Preise für Komposition:
1. Preis:
Düpree Frank Pierre, Deutschland

2. Preis:
Popov Vladimirov, Bulgarien
Raducanu Catalin, Rumänien
Streche Gabriela Maria, Rumänien

Düpree interpretierte während des Preisträgerkonzertes F. Liszts „Mephisto Walzer“

Doppelpreisträger für Interpretation und Komposition: Frank Düpree, Deutschland.

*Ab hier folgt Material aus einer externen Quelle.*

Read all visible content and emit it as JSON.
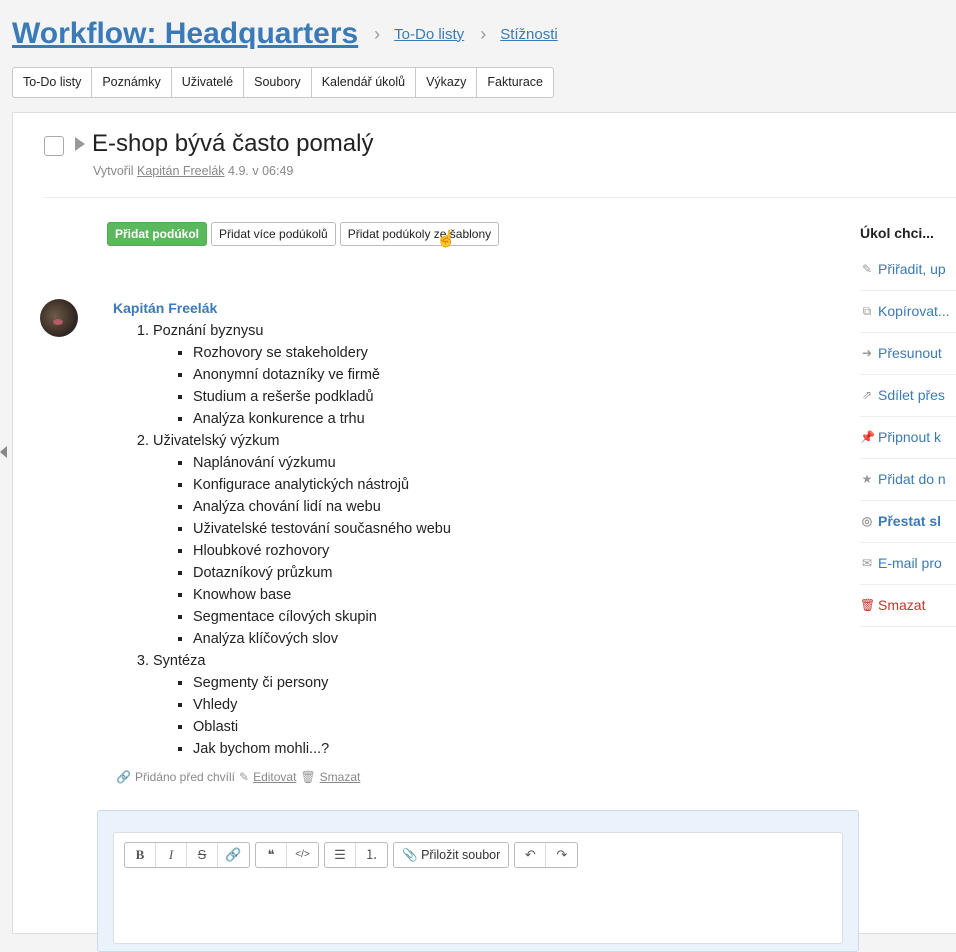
{
  "header": {
    "title": "Workflow: Headquarters",
    "breadcrumbs": [
      "To-Do listy",
      "Stížnosti"
    ]
  },
  "tabs": [
    "To-Do listy",
    "Poznámky",
    "Uživatelé",
    "Soubory",
    "Kalendář úkolů",
    "Výkazy",
    "Fakturace"
  ],
  "task": {
    "title": "E-shop bývá často pomalý",
    "created_label": "Vytvořil",
    "author": "Kapitán Freelák",
    "created_at": "4.9. v 06:49"
  },
  "subtask_buttons": {
    "add": "Přidat podúkol",
    "add_multiple": "Přidat více podúkolů",
    "add_template": "Přidat podúkoly ze šablony"
  },
  "comment": {
    "author": "Kapitán Freelák",
    "sections": [
      {
        "title": "Poznání byznysu",
        "items": [
          "Rozhovory se stakeholdery",
          "Anonymní dotazníky ve firmě",
          "Studium a rešerše podkladů",
          "Analýza konkurence a trhu"
        ]
      },
      {
        "title": "Uživatelský výzkum",
        "items": [
          "Naplánování výzkumu",
          "Konfigurace analytických nástrojů",
          "Analýza chování lidí na webu",
          "Uživatelské testování současného webu",
          "Hloubkové rozhovory",
          "Dotazníkový průzkum",
          "Knowhow base",
          "Segmentace cílových skupin",
          "Analýza klíčových slov"
        ]
      },
      {
        "title": "Syntéza",
        "items": [
          "Segmenty či persony",
          "Vhledy",
          "Oblasti",
          "Jak bychom mohli...?"
        ]
      }
    ],
    "added": "Přidáno před chvílí",
    "edit": "Editovat",
    "delete": "Smazat"
  },
  "editor": {
    "bold": "B",
    "italic": "I",
    "strike": "S",
    "link": "🔗",
    "quote": "❝",
    "code": "</>",
    "bullets": "☰",
    "numbers": "⒈",
    "attach": "Přiložit soubor",
    "undo": "↶",
    "redo": "↷"
  },
  "sidebar": {
    "title": "Úkol chci...",
    "items": [
      {
        "label": "Přiřadit, up",
        "icon": "pencil-icon",
        "glyph": "✎"
      },
      {
        "label": "Kopírovat...",
        "icon": "copy-icon",
        "glyph": "⧉"
      },
      {
        "label": "Přesunout",
        "icon": "arrow-right-icon",
        "glyph": "➜"
      },
      {
        "label": "Sdílet přes",
        "icon": "share-icon",
        "glyph": "⇗"
      },
      {
        "label": "Připnout k",
        "icon": "pin-icon",
        "glyph": "📌"
      },
      {
        "label": "Přidat do n",
        "icon": "star-icon",
        "glyph": "★"
      },
      {
        "label": "Přestat sl",
        "icon": "eye-slash-icon",
        "glyph": "◎"
      },
      {
        "label": "E-mail pro",
        "icon": "mail-icon",
        "glyph": "✉"
      },
      {
        "label": "Smazat",
        "icon": "trash-icon",
        "glyph": "🗑"
      }
    ]
  }
}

Foto: Willy Dusil

Preisträger der Kategorie C (16 – 31 Jahre)

1. Preis:
Kyoseva Silviya Georgieva, Bulgarien

2. Preis:
Fejes Krisztina, Ungarn
Sung Jieun, Deutschland

3. Preis:
Vuchev Emil Krastev, Bulgarien
Litvinova Ljubov Aleksandrovna, Russland
Hirota Shunji, Deutschland
Terazaki Yumi, Japan

Carl Filtsch Preis:
Mai-Antal Marc Antoniu, Rumänien

Bürgermeister Klaus Werner Johannis überreicht der Deutsch-Japanerin Jung Jieun aus Deutschland den 2. Preis für Interpretation in der Gruppe C. Foto: Willy Dusil

Popov Vladimir Vladimirov, Bulgarien, 2. Preisträger für Komposition in der Gruppe B, interpretiert seine Eigenkomposition „Filtsch’s Dream“. Foto: Willy Dusil

Fejes Krizstina, Ungarn, 2. Preis für Interpretation in der Gruppe C, interpretiert S. Prokofiew’s 1. Sonate, Opus 1 in f-moll. Foto: Willy Dusil

Die Preisträger der Gruppen A und B. Foto: Jürgen Schenker

Nicht unerwähnt bleiben sollte die Entdeckung zweier verschollen gewähnter Kompositionen Carl Filtschs durch den amerikanischen Musikwissenschaftler Ferdinand Gajewski. Es handelt sich um das „Klavierstück“ für Klavier und Orchester sowie eine „Ouvertüre“ für großes Orchester, die beide beim nächstjährigen Filtsch-Wettbewerb zu hören sein werden.
Am 15. Juli 2007 ging mit dem Preisträgerkonzert ein beeindruckendes internationales musikalisches Ereignis in Hermannstadt zu Ende. Unter dem anhaltenden Applaus des Publikums wird einer neuen Auflage, der 13. entgegengesehen.